Step 5 – Variable importance plots
This code will compile the node information to determine the strength of data subsetting for each tree.
set.seed(436) vim.subsample <- varimp(forest.subsample)
Plotting of the variable importance values is done by passing the completed variable importance objects to the plot function. Bargraphs show the average improvement in model fit for each variable when they are used to subset the complete node data.
The graphical output should look similar to the following figure:
Step 6 – Case proximity plots
Clustering of the cases by terminal node proximity is calculated in the proximity function. The rationale for this computation is to identify clusters of of cases that tend to stick together in the final models of the trees. Clustered cases and variable importance provide ways to visualize how models differ for previously unmodeled case characteristics.
prox.subsample <- proximity(forest.subsample)
The plotting functions work the same way as they did for the variable importance plots. Just use the plot function with the case proximity object.
The variable importance plots for this dataset points to three clusters of cases based on the proximity analysis. These plots are shown below:
We can then see how the case proximity plots change when the unmodeled variable information is added to the plot. In this case age group and training both provide some information about subsetting the data, improving model fit. Age group is shown as black for young (=0) and red for old (=1). Training is displayed with circles untrained (=0) and triangles trained (=1).
plot(prox.subsample, col=(1+dataset$agegroup), pch=(1+dataset$training))
The plot should look like:
Pruning a forest
Once a full forest analysis has completed, the maximum depth of the trees may be adjusted. This pruning procedure may be used to analyze differential variable importance and case proximity when the depth of the trees is varied. The following code prunes a semforest object:
pforest.subsample <- prune.semforest(forest.subsample, max.depth=1)
Parallel computing with semforest
If computer hardware supports it, parallel computation of individual trees will safe time. The
snowfall parallel package is used to create clusters for computations. In the initialization of the cluster, the number of cpus is selected.

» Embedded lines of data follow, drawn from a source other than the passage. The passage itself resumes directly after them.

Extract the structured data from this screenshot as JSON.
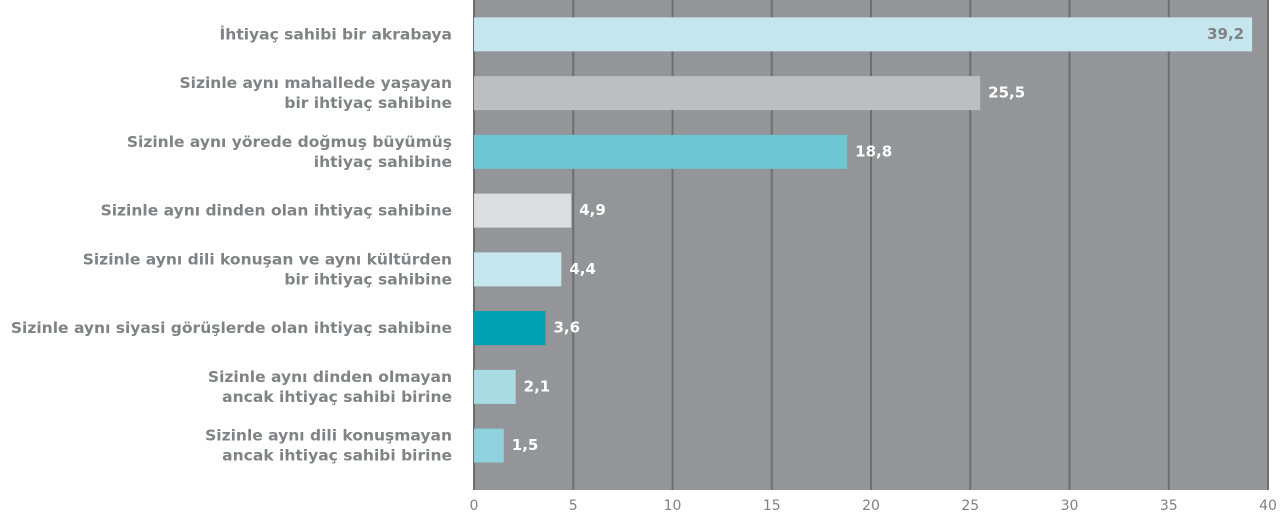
{
  "chart_data": {
    "type": "bar",
    "orientation": "horizontal",
    "categories": [
      [
        "İhtiyaç sahibi bir akrabaya"
      ],
      [
        "Sizinle aynı mahallede yaşayan",
        "bir ihtiyaç sahibine"
      ],
      [
        "Sizinle aynı yörede doğmuş büyümüş",
        "ihtiyaç sahibine"
      ],
      [
        "Sizinle aynı dinden olan ihtiyaç sahibine"
      ],
      [
        "Sizinle aynı dili konuşan ve aynı kültürden",
        "bir ihtiyaç sahibine"
      ],
      [
        "Sizinle aynı siyasi görüşlerde olan ihtiyaç sahibine"
      ],
      [
        "Sizinle aynı dinden olmayan",
        "ancak ihtiyaç sahibi birine"
      ],
      [
        "Sizinle aynı dili konuşmayan",
        "ancak ihtiyaç sahibi birine"
      ]
    ],
    "values": [
      39.2,
      25.5,
      18.8,
      4.9,
      4.4,
      3.6,
      2.1,
      1.5
    ],
    "value_labels": [
      "39,2",
      "25,5",
      "18,8",
      "4,9",
      "4,4",
      "3,6",
      "2,1",
      "1,5"
    ],
    "colors": [
      "#c6e6ed",
      "#bcbec0",
      "#6fc6d3",
      "#dcdddf",
      "#c6e6ed",
      "#00a0b1",
      "#a9dbe3",
      "#8fd1dc"
    ],
    "xlim": [
      0,
      40
    ],
    "xticks": [
      0,
      5,
      10,
      15,
      20,
      25,
      30,
      35,
      40
    ],
    "grid": true
  }
}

cl <- makeCluster(2) # cluster of 2 CPUs created, in parallel
A cluster can be stopped when not needed. (Note – if you want to restart the cluster, you must use the sfClusterEval functions to load the packages for use with the new cluster.)
A SEM Forest can be grown in parallel by specifying the cluster to be used:
forest.parallel <- semforest(growthCurveModel, dataset, control, cluster=cl) vim.parallel <- varimp(forest.parallel, cluster=cl)